Scotts Miracle-Gro, the maker of home, lawn, and garden-care goods that traces its roots back to the 19th century, blamed disappointing quarterly earnings on the volatility of the cannabis market, on which it is increasingly dependent.
Since 2016, annual sales growth at subsidiary Hawthorne Gardening—which owns dozens of brands selling lights, filtration systems, premium soil, containers, air filters, and more specialized supplies for hydroponic operations—has outpaced the group’s general lawn and garden business. For the fourth quarter, the parent company reported overall sales of $298 million, up 35% from the same quarter a year before.
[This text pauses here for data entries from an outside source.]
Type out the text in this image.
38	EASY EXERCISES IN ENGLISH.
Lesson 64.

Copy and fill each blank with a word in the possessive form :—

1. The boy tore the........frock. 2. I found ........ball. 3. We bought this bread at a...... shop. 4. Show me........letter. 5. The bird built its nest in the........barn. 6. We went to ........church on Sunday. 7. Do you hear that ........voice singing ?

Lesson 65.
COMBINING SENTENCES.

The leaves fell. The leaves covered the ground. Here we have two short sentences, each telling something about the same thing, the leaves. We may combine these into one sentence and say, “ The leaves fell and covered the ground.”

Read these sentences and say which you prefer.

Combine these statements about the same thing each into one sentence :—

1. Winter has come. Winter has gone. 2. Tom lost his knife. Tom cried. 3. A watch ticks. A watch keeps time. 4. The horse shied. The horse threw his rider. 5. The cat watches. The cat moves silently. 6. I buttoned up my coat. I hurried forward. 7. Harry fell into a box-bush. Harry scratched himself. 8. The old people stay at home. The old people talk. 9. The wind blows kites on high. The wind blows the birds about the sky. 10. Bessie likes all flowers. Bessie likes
The Hawthorne unit was up a whopping 84% over that period, largely thanks to its acquisition of Sunlight Supply, yet another name in hydroponics that represented a near-literal doubling down in the weed business for Scotts Miracle-Gro.
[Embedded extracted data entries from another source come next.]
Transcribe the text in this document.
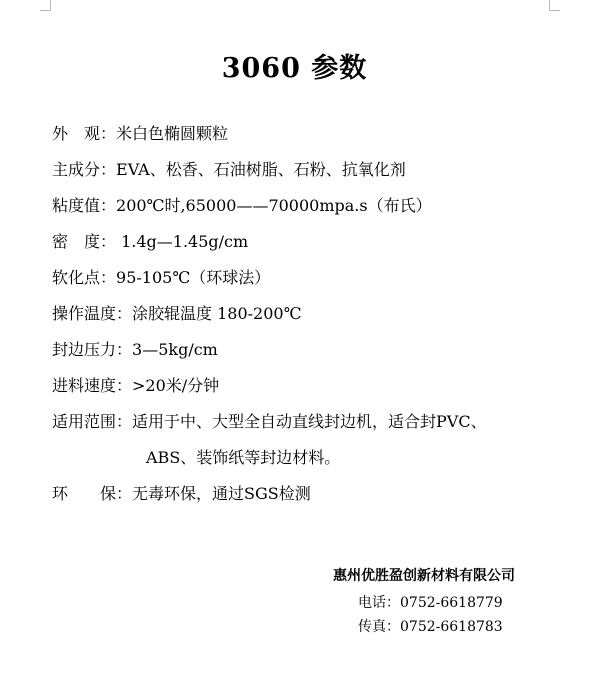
3060 参数
外　观： 米白色椭圆颗粒
主成分： EVA、松香、石油树脂、石粉、抗氧化剂
粘度值： 200℃时,65000——70000mpa.s（布氏）
密　度： 1.4g—1.45g/cm
软化点： 95-105℃（环球法）
操作温度： 涂胶辊温度 180-200℃
封边压力： 3—5kg/cm
进料速度： >20米/分钟
适用范围： 适用于中、大型全自动直线封边机，适合封PVC、
ABS、装饰纸等封边材料。
环　　保： 无毒环保，通过SGS检测
惠州优胜盈创新材料有限公司
电话：0752-6618779
传真：0752-6618783
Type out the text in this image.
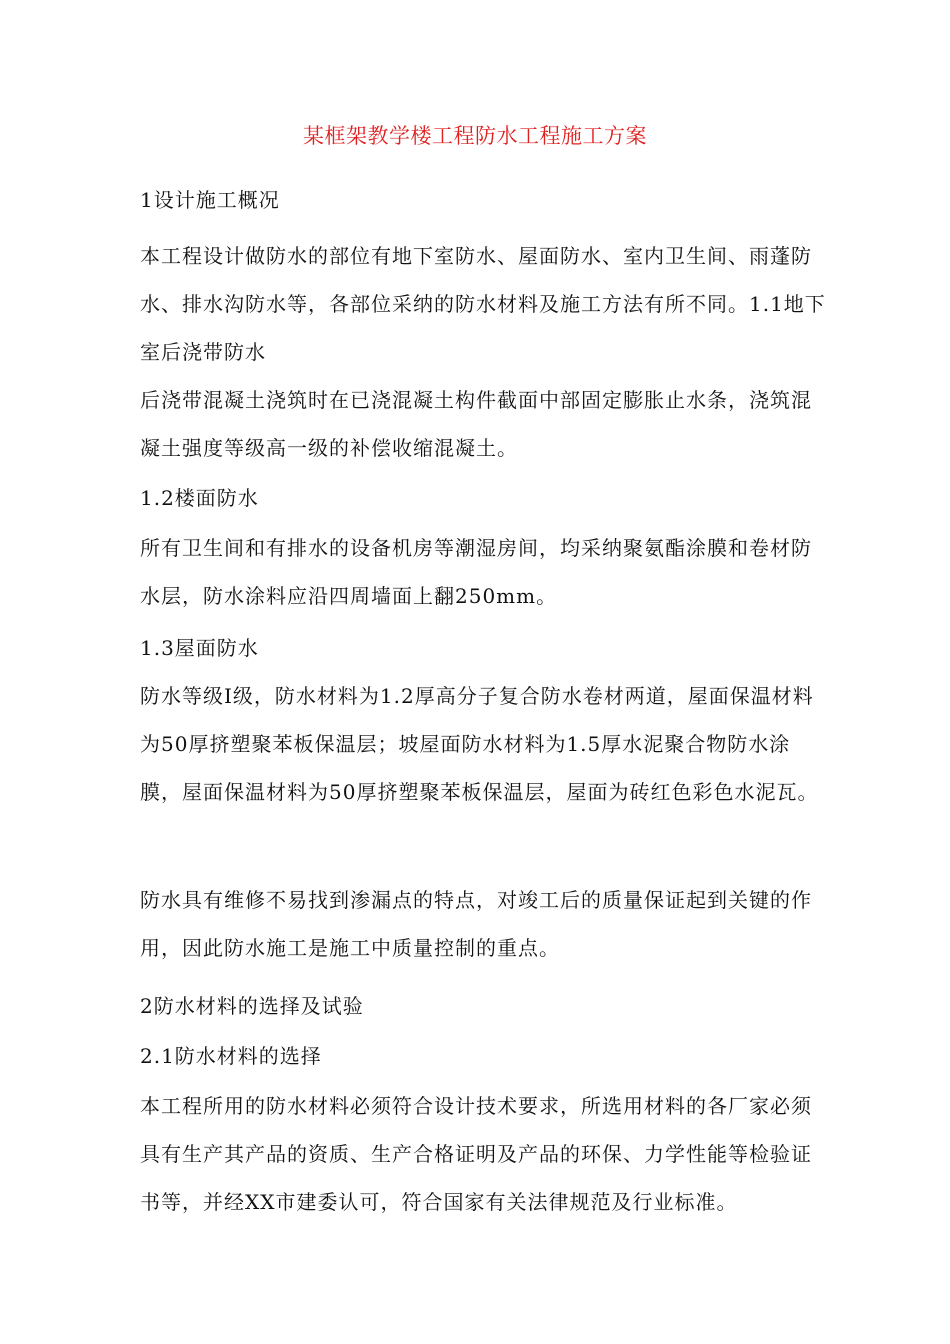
某框架教学楼工程防水工程施工方案

1设计施工概况

本工程设计做防水的部位有地下室防水、屋面防水、室内卫生间、雨蓬防水、排水沟防水等，各部位采纳的防水材料及施工方法有所不同。1.1地下室后浇带防水

后浇带混凝土浇筑时在已浇混凝土构件截面中部固定膨胀止水条，浇筑混凝土强度等级高一级的补偿收缩混凝土。

1.2楼面防水

所有卫生间和有排水的设备机房等潮湿房间，均采纳聚氨酯涂膜和卷材防水层，防水涂料应沿四周墙面上翻250mm。

1.3屋面防水

防水等级I级，防水材料为1.2厚高分子复合防水卷材两道，屋面保温材料为50厚挤塑聚苯板保温层；坡屋面防水材料为1.5厚水泥聚合物防水涂膜，屋面保温材料为50厚挤塑聚苯板保温层，屋面为砖红色彩色水泥瓦。

防水具有维修不易找到渗漏点的特点，对竣工后的质量保证起到关键的作用，因此防水施工是施工中质量控制的重点。

2防水材料的选择及试验

2.1防水材料的选择

本工程所用的防水材料必须符合设计技术要求，所选用材料的各厂家必须具有生产其产品的资质、生产合格证明及产品的环保、力学性能等检验证书等，并经XX市建委认可，符合国家有关法律规范及行业标准。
“There are a lot of Scotts people wearing Hawthorne shirts these days,” said CEO Jim Hagedorn, on a call with investors this week. That’s why, said Hagedorn, the company’s bottom line was hit hard by a slowdown in the California cannabis business, where sales were lower than expected following the state’s rocky first year of legal adult use.
Hagedorn has been betting big on weed since 2013. That’s when, according to a colorful 2016 profile in Forbes, Hagedorn wandered into a Washington state garden store, where a shopkeeper told him that “everyone called him an idiot when he first started selling hydroponics equipment, but the stuff was flying off the shelves, with an average receipt of $400—straight cash.”
“I told everyone ‘We’re doing it,’” Hagedorn said to Forbes. “‘If you don’t like it, leave. We’re doing it. It’s beyond stopping. And we’re not getting into pot growing. We’re talking dirt, fertilizer, pesticides, growing systems, lights. You know it’s a multibillion-dollar business, and we’ve got no growth in our core. Are you guys stupid?’”
Today, Hagedorn and company—including his son Chris, who runs Hawthorne Gardening—sound like they want to take the business well beyond hardware-store hobbyists, and into the age of Big Weed. On the call, Hagedorn noted that the next legal markets are likely to have “fewer growers but larger ones.”